Но и этими мыслями он не мог поделиться с Сашей. «Чувствуешь силушку? — усмехнулся бы тот. — Что же это за силушка?» — «Что ты имеешь в виду?» — воинственно уточнил бы Костя, прекрасно понимая, что он имеет в виду. «Из чего исходит, на что направлена?» — спросил бы Саша. Пришлось бы признаться, что он сам — альфа и омега силы, из него она исходит, на него же направлена, чтобы скрасить, сделать приятной собственную его жизнь. «Это не сила, — вздохнул бы Саша, — охота сладенько пожить, поиск ливреи побогаче. Хотя, конечно, ты прав, это подвигает, ещё как подвигает».
Костя захлопнул учебник обществоведения. Наука впрок не шла. Для Кости всё обществоведение сейчас свелось к трём простым вещам.
Первое: мир бесконечно поэтичен, поэзия разлита в воздухе. Каждое явление имеет невидимую чувственную изнанку.
Второе: всё в мире тщетно, жизнь коротка, опутана запретами. Вроде бы свободен и в то же время не очень-то свободен. Будто бы не беден, но и отнюдь не богат. Даже если есть деньги, в квартиру новую не въедешь, машину вот так сразу не купишь, в Монте-Карло вообще никогда в жизни не поедешь, словно нет на земле никакого Монте-Карло.
Третье: чувствуешь себя личностью — в школе, дома, во дворе, на улице. Но в то же время ты — пыль. За тебя решают абсолютно всё. Воистину, имущество движимое и недвижимое!
И тем не менее ох как хочется жить по-человечески: не маяться в очередях, не сталкиваться задами в крохотной квартирке, вольно покупать нужные вещи, взять да и съездить, не вымаливая разрешения, скажем, в Ниццу. Увидеть статую Свободы, закат над Гудзоном, пирамиду Хеопса, рассвет над Нилом.
Этими обстоятельствами, а также лёгкостью, с какой, как ему казалось, он сочетал на бумаге слова, и был определён Костей выбор будущей профессии — журналистика. Выбор свершился на удивление легко и естественно. Косте уже виделись люди, прилипшие на улицах к газетным стендам. Они читали его статьи. Дело оставалось за малым — поступить в университет.
Однако выяснилось, что вместе с аттестатом о среднем образовании в приёмную комиссию следовало представить опубликованные заметки — две небольшие, хотя бы информации, и одну посолиднее. Костя обратился за помощью к отцу.
Костин отец был историком, специализировался на советском периоде, работал в академическом институте. Занимался ещё и литературной критикой. У отца регулярно выходили книги, в газетах и журналах появлялись его статьи. В последнее время отец писал главным образом о литературе. С историей, видимо, было всё ясно.
Отец хвалил Шолохова, Леонова, Фадеева, иногда подвёрстывал к ним кого-нибудь из менее известных современных авторов, пространно рассуждал о методе социалистического реализма. В последней историко-литературной отцовской книге Костя насчитал по меньшей мере восемь определений социалистического реализма, причём в одной главе писатель Олеша преподносился как одарённейший социалистический реалист, в другой же, видимо, написанной позднее, доказывалось, что Олеша — выразитель мелкобуржуазных, мещанских идеалов, к социалистическому реализму его творчество не имеет ни малейшего отношения.
Костя отчеркнул абзацы, показал отцу. «Сволочь редактор! — выругался отец. — Проклятый алкаш! Наверное, даже не вычитал расклейку! Так меня подставить».

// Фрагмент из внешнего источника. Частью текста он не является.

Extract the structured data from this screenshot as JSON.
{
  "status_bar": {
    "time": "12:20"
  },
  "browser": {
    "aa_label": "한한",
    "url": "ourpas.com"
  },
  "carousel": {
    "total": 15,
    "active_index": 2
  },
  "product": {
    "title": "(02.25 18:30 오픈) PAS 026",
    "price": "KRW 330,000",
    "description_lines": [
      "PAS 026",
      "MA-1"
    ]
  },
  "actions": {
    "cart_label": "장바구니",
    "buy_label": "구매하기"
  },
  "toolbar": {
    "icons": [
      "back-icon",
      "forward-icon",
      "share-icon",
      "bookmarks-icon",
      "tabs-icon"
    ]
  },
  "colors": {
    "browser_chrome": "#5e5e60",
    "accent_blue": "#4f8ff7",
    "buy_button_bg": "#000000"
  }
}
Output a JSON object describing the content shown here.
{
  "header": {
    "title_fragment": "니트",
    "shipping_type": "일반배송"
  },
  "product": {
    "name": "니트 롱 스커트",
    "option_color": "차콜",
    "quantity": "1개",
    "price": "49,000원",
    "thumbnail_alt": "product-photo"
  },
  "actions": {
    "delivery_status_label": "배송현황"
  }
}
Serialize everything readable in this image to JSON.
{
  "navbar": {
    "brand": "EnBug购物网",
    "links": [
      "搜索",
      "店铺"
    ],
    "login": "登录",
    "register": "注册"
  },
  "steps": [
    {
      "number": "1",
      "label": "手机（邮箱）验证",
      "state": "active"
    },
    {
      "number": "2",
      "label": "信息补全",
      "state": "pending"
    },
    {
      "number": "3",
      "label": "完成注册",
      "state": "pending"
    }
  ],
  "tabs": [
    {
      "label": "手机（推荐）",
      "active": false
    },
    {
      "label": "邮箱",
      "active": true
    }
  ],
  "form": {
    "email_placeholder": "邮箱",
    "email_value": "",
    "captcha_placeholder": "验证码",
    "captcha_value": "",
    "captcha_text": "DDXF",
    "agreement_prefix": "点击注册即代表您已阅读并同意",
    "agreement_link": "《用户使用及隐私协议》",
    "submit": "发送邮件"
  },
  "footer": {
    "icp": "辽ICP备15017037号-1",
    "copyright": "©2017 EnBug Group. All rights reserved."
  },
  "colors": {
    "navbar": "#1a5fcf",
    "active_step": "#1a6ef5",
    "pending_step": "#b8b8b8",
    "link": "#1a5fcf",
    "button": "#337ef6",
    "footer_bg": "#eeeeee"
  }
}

Газетные статьи были написаны живее, в них отец неустанно полемизировал с различными фальсификаторами, однако доводы в защиту своей позиции приводил, как правило, дубовые, набившие оскомину. Косте было неловко читать. Он не верил, что отец это всерьёз. Каких-то совершенно неведомых литераторов объявлял истинными носителями народности. Костя пробовал их читать, благо книги с кудрявыми дарственными надписями стояли у отца на полке, это было невозможно. «Зачем ты их славишь? Это же графоманы!» — однажды сказал он отцу. «Ну, во-первых, это как посмотреть, — строго ответил отец, — во-вторых, хватит нам грызться, пора собирать силы. Спасение сейчас в сплочении!» Костя подумал, что Саша Тимофеев обязательно бы спросил, почему именно в сплочении графоманов спасение для России? Сам же промолчал, так как не хотел злить отца.
Слово «Россия» в последнее время всё чаще звучало у них дома. В устах «ребят» из литобъединения, которое вёл на общественных началах отец в педагогическом институте, некоего Щеглова — недавнего разведенца, то ли критика, то ли прозаика, кочующего по чужим домам с портфелем и раскладушкой. «Щегол горб гнёт, а вы тут жируете…» — была его любимая присказка.